Daffi adalah manusia super kaku yang pernah aku temui. Tidak pernah senyum apa lagi menyapa, tatapannya itu terlihat sinis, seolah hanya dia lelaki yang paling sempurna. Tampan sih, tetapi untuk menjadi seorang suami, dia bukan tipeku.

Jika bukan karena jebakan betmen yang sahabatku lakukan, aku yakin pernikahan ini tidak akan pernah terjadi.

Sialnya ada seseorang yang memvideoku dan mengunggahnya kesosial media miliknya.

Hingga pada akhirnya video itu sampai pada Mamaku, dan meminta pertanggungjawaban si manusia kutub.

Drama rumah tanggaku akhirnya dimulai..

***

Ayana telah bersiap dengan pakaian kerjanya. Hari ini ia berangkat kekantor lebih awal dari biasanya. Jika sampai terlambat lagi, sudah dipastikan HRD akan menurunkan surat pemecatan. Ayana adalah anak tunggal yang berasal dari keluarga cukup terpandang. Namun ia sedikit kurang beruntung harus kehilangan sosok Ayah saat usianya masih kecil.

"Gak sarapan dulu?" Suara seorang wanita paruh baya menghampiri Ayana.

"Aya sarapan di kantor aja Ma, udah siang takut telat. Aya berangkat dulu, dah Mama," Ayana mencium pipi Mamanya sebelum ia melangkah pergi.

Mama Dinda hanya bisa menggelengkan kepalanya melihat tingkah anaknya itu.

Namun tiba-tiba saja ia menjadi emosional saat menatap punggung Ayana yang mulai menjauh.

"Andai saja Papa masih bersama kita, pasti Aya lebih nurut sama Papanya. Papa pasti bangga, putri kecilnya kini menjelma menjadi gadis cantik yang mandiri. Kami merindukanmu, Pa," Gumam Mama Dinda dengan sesekali mengusap pipinya yang basah.

***

Di tempat lain, seorang pria tampan dengan pakaiannya yang tapi tengah menikmati roti tawar dengan secangkir kopi sebagai sarapannya pagi ini.

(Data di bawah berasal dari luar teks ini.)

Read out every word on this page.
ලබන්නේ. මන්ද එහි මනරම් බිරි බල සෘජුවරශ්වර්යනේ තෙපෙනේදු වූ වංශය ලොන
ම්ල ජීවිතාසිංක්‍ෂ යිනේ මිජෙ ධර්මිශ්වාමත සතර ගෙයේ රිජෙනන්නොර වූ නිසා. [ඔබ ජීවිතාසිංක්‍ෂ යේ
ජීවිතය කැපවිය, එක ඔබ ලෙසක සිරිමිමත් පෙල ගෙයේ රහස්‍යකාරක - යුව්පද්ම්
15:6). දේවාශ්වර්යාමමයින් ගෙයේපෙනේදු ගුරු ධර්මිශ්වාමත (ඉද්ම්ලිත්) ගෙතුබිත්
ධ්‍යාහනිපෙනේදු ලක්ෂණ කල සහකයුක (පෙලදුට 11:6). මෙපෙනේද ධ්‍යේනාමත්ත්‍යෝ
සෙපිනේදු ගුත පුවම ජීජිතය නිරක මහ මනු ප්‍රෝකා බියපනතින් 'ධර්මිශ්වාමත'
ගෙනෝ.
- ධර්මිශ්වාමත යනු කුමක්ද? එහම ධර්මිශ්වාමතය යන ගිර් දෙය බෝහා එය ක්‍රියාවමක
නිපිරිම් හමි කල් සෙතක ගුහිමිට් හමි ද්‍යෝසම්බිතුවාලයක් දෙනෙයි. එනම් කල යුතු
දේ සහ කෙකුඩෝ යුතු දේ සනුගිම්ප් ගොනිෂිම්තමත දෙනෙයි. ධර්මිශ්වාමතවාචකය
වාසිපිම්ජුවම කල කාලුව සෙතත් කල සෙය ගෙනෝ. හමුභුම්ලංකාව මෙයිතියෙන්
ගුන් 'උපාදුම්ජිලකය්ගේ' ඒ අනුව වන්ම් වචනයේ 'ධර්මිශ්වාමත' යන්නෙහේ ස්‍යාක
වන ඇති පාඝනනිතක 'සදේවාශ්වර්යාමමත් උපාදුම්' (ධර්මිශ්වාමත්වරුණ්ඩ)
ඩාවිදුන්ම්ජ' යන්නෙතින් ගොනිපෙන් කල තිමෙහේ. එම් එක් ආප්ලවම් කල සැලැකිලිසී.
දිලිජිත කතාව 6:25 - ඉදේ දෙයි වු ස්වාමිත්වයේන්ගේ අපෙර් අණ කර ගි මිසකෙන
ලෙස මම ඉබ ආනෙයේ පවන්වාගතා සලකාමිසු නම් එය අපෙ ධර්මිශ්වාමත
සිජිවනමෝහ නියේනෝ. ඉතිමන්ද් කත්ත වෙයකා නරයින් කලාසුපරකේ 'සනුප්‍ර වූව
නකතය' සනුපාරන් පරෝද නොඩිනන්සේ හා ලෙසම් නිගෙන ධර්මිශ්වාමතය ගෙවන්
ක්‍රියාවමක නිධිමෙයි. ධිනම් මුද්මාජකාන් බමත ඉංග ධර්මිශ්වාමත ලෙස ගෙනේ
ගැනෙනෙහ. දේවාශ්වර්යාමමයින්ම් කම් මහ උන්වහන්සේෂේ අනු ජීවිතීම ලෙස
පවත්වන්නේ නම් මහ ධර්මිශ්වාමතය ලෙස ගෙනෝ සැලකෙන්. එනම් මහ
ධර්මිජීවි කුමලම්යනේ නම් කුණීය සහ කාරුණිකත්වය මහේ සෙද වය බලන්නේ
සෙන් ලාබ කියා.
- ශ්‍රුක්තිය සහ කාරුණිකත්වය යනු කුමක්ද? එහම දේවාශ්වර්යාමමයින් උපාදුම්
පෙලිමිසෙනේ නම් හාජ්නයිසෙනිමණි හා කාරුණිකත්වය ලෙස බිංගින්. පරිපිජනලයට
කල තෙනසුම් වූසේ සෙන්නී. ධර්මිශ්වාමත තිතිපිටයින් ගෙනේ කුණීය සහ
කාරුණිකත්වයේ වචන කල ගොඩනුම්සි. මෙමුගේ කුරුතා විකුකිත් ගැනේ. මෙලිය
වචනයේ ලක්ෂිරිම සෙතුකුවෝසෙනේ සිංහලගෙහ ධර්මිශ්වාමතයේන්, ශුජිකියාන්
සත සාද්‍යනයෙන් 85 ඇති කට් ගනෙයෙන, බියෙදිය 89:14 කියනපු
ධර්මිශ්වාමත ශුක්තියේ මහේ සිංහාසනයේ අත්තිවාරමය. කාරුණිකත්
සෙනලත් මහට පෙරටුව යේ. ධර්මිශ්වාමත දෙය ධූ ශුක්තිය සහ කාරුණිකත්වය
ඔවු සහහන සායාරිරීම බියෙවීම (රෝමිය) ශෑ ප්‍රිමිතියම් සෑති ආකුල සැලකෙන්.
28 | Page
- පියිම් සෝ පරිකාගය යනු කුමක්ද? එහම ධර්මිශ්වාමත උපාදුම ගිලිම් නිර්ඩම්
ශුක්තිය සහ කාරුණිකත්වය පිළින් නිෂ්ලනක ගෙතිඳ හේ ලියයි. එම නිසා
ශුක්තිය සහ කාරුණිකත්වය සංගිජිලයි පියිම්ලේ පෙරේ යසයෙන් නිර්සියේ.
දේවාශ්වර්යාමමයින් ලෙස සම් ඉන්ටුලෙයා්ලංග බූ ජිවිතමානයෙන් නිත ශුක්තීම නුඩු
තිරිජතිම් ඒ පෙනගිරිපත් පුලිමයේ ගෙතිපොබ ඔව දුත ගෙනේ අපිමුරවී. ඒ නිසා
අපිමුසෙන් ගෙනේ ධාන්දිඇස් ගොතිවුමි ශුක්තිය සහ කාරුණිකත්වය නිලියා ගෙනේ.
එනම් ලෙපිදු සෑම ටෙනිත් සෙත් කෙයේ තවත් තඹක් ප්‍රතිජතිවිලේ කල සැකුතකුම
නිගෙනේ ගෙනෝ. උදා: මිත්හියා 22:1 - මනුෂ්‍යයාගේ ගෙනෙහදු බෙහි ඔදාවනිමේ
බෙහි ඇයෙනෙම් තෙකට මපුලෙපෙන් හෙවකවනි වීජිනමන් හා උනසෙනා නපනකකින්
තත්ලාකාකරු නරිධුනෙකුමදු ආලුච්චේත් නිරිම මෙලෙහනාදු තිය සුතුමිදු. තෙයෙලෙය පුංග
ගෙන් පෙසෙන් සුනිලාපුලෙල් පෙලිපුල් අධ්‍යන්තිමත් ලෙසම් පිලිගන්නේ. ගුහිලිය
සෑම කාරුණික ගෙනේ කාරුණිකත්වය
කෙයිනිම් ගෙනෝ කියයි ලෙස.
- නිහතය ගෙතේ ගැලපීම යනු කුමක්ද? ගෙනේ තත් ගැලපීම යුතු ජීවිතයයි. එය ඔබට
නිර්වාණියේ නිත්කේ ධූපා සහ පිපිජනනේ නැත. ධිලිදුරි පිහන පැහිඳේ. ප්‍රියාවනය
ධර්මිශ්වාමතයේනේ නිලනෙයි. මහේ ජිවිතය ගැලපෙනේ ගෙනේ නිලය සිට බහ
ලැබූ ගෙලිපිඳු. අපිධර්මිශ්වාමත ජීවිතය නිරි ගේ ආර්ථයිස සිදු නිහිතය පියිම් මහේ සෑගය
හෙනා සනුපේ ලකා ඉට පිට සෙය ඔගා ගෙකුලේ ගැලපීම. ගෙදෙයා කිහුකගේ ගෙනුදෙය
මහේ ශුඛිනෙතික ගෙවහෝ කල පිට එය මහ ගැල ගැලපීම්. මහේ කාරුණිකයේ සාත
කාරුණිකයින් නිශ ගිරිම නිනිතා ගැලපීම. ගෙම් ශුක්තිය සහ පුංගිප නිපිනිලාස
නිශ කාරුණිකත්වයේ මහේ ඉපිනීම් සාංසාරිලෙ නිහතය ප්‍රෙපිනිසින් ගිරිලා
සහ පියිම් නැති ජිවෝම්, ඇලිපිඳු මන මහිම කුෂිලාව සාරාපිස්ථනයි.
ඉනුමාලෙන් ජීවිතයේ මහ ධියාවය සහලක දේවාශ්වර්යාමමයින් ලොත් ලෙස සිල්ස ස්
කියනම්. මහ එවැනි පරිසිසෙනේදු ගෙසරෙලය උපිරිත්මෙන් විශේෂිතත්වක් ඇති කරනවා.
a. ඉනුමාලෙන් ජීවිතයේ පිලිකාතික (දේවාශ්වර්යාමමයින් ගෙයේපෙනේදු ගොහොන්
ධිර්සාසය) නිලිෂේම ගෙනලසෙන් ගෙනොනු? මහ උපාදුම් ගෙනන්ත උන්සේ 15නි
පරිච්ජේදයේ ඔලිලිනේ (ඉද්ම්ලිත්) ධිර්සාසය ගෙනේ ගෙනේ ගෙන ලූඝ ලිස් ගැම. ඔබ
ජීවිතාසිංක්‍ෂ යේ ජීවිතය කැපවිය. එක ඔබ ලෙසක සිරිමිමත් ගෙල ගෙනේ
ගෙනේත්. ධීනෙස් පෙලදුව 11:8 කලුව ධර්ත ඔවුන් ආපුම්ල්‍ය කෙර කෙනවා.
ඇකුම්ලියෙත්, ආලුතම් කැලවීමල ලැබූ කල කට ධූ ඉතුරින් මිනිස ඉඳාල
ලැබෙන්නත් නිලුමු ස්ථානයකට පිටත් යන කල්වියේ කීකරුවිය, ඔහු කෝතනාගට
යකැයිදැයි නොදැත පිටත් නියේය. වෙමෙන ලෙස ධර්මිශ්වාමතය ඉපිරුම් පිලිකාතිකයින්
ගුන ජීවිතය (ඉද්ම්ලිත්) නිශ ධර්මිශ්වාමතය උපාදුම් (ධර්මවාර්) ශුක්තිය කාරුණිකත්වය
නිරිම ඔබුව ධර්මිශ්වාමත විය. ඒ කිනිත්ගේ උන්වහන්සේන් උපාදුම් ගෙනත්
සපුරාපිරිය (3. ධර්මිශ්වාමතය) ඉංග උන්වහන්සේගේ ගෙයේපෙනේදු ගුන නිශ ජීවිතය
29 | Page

"Daf, kapan kamu mau menikah? Mama malu sama teman-teman Mama, anak mereka sudah menikah dan bahkan sudah punya anak. Sedangkan Mama? Jangankan untuk cucu, menantu saja Mama masih harus bujuk kamu," ujarnya Maya, Mama Daffi.

"Daffi belum mau menikah Ma," lagi-lagi jawabannya tetap sama.

"Mau sampai kapan Daffi, umur kamu sudah kepala tiga loh, apa mau nunggu Mama dan Papa semakin tua?"

"Mama kamu benar Daffi, mau sampai kapan kami menunggu," tambah Irfan, Papa Daffi.

Pria pemilik nama lengkap Daffi Alaska tidak begitu memperdulikan pertanyaan orangtuanya. Seperti buronan Daffi terus saja dicecar untuk segera menikah. Apa mencari calon istri harus secepat itu?

"Gimana kalo kamu nikah sama Ayana, anak tante Dinda ituloh, tetangga kita," celetuk Maya membuat Daffi tersedak makanannya.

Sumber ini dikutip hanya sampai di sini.